El Hobbit: La Desolación de Smaug es demasiado episódica. El encuentro con el "cambiador de pieles" - un tipo que, por culpa de un hechizo, se transforma en oso gigante durante las noches y vuelve a su forma humana durante las mañanas - es desabrido. La secuencia en el Bosque Negro es intensa y divertida. El apresamiento en la ciudad de los elfos es pasable - reaparece Legolas, aunque en una versión tan irritable e intolerante que resulta desconocido (asumo que terminará madurando al final de este viaje) -; y el peor episodio de todos es el de la Ciudad del Lago, el cual está poblado por personajes molestos y descolgados (el rey que compone Stephen Fry es puro cartón pintado, y las rencillas internas de su reino no le interesan a nadie). Incluso el desvío de Gandalf - para investigar una pista que le envió telepáticamente la bruja elfa Galadriel, de que el lider de los orcos podrían ser una versión revivida de Sauron - carece de intensidad. Viendo todas estas cosas uno no se aburre - siempre ocurre algo en pantalla -, pero el desarrollo de cada una de ellas es dispar. Recién el filme gana sus pies cuando Smaug aparece en escena, simplemente porque reconectamos con la trama principal - la recuperación de la ciudad enana -; y aún cuando la perfomance del dragón es espectacular, Peter Jackson termina enviciándose con los efectos especiales, lo cual disminuye el valor de la escena. Todos los artilugios que usan los enanos para intentar combatir al dragón está recargados de CGI - saltos imposibles por parte de los protagonistas, tomas de cámara pasadas de volteretas -, con el adicional de que, cuando el climax empezaba a ponerse apasionante, el filme simplemente se detiene (¿acaso éste es un nuevo vicio moderno de los cineastas?; ya son varias las peliculas en donde no resuelven nada sino que cortan la acción a mitad de camino y aparecen los títulos finales). Sí, si, es algo tan frustrante como cuando congelaron a Han Solo en El Imperio Contraataca o cuando frenaron en seco el climax de El Conjuro.

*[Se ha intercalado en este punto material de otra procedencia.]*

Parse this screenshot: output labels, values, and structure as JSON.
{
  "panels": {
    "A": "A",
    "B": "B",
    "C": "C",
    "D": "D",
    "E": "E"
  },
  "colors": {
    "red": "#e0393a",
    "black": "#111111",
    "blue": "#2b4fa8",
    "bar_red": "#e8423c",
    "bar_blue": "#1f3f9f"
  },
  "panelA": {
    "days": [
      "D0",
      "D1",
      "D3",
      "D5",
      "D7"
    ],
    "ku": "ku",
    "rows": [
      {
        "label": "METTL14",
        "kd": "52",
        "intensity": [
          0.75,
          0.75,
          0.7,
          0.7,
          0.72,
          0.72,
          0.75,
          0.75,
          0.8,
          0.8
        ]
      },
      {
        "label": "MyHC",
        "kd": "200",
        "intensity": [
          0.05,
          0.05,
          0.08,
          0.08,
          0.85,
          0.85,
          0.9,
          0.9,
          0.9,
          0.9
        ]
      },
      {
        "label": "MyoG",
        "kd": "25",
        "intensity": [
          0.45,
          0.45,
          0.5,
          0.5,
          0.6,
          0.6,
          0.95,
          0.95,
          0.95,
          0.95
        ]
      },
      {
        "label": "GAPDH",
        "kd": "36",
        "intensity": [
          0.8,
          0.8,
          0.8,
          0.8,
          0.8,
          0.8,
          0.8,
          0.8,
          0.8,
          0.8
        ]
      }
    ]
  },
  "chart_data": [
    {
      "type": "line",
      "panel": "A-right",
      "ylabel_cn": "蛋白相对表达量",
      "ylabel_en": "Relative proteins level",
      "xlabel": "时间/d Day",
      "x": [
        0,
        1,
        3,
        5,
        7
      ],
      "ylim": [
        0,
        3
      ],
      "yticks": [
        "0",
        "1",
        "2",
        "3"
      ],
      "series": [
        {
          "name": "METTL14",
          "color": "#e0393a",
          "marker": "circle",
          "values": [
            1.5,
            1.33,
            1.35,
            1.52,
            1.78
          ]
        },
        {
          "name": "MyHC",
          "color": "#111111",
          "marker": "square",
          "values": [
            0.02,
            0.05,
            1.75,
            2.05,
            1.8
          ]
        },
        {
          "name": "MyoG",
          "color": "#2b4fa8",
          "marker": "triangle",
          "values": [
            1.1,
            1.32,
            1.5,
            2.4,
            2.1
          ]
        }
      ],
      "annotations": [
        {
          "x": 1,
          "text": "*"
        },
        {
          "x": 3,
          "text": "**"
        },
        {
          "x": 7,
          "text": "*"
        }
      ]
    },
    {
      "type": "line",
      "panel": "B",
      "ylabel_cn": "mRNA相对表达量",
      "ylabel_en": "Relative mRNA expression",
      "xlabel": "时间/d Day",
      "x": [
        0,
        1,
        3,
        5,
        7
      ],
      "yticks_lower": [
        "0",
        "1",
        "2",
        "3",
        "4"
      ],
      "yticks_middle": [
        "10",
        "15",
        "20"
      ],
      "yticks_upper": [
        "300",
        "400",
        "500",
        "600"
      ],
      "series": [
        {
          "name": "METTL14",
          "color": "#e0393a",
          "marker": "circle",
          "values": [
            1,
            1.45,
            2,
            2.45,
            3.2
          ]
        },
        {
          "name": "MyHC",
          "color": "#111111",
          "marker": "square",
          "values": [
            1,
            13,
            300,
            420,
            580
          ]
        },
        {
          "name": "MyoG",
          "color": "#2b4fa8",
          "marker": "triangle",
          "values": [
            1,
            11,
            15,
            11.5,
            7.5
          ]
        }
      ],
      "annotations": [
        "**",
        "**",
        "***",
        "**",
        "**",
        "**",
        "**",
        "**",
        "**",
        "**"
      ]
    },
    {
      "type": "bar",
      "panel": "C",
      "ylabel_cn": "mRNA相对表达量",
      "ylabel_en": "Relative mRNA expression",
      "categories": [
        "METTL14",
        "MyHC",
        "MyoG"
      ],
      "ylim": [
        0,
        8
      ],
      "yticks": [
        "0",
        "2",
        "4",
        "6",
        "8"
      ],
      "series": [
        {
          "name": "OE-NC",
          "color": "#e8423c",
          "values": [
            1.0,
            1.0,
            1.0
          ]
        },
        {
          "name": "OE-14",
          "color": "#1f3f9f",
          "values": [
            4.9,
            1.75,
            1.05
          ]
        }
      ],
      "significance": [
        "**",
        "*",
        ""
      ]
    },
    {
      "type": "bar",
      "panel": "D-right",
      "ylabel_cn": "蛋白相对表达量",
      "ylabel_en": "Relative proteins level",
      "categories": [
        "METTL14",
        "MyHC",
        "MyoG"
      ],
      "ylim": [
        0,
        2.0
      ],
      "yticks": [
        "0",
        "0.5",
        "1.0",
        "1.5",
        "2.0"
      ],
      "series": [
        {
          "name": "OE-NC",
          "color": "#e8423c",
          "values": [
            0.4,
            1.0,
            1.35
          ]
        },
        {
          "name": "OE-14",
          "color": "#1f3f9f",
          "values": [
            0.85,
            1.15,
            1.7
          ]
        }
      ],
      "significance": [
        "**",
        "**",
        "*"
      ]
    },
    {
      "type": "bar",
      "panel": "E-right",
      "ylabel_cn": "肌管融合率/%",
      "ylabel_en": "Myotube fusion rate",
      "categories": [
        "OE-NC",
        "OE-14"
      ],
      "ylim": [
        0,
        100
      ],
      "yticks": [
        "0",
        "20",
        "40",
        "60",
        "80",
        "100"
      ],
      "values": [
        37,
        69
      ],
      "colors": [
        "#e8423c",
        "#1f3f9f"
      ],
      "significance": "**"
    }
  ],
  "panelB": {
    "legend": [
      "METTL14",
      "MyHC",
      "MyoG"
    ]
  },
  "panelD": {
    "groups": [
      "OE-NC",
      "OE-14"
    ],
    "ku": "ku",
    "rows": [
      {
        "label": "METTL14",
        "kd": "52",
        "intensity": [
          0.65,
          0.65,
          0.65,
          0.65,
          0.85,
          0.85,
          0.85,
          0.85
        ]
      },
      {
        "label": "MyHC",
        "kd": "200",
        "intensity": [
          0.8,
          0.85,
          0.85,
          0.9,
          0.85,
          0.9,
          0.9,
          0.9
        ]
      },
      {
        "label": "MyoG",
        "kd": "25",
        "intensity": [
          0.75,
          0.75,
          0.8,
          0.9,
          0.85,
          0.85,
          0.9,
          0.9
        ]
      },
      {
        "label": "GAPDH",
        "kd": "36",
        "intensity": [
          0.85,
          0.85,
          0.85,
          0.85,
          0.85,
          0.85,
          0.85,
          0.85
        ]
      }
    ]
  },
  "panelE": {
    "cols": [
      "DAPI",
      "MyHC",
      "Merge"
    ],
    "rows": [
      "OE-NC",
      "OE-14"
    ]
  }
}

El Hobbit: La Desolación de Smaug es una película que entretiene cuando uno la está viendo; pero no es un filme que me atraiga para verlo una segunda vez. Es un compendio de piruetas que tiene, esparcidos en su larga duración, un par de momentos interesantes, pero no deja de ser una hamburguesa gloriosamente adornada. Carece de substancia como para hacerla memorable, con lo cual se transforma en un espectáculo pochoclero algo superior a la media.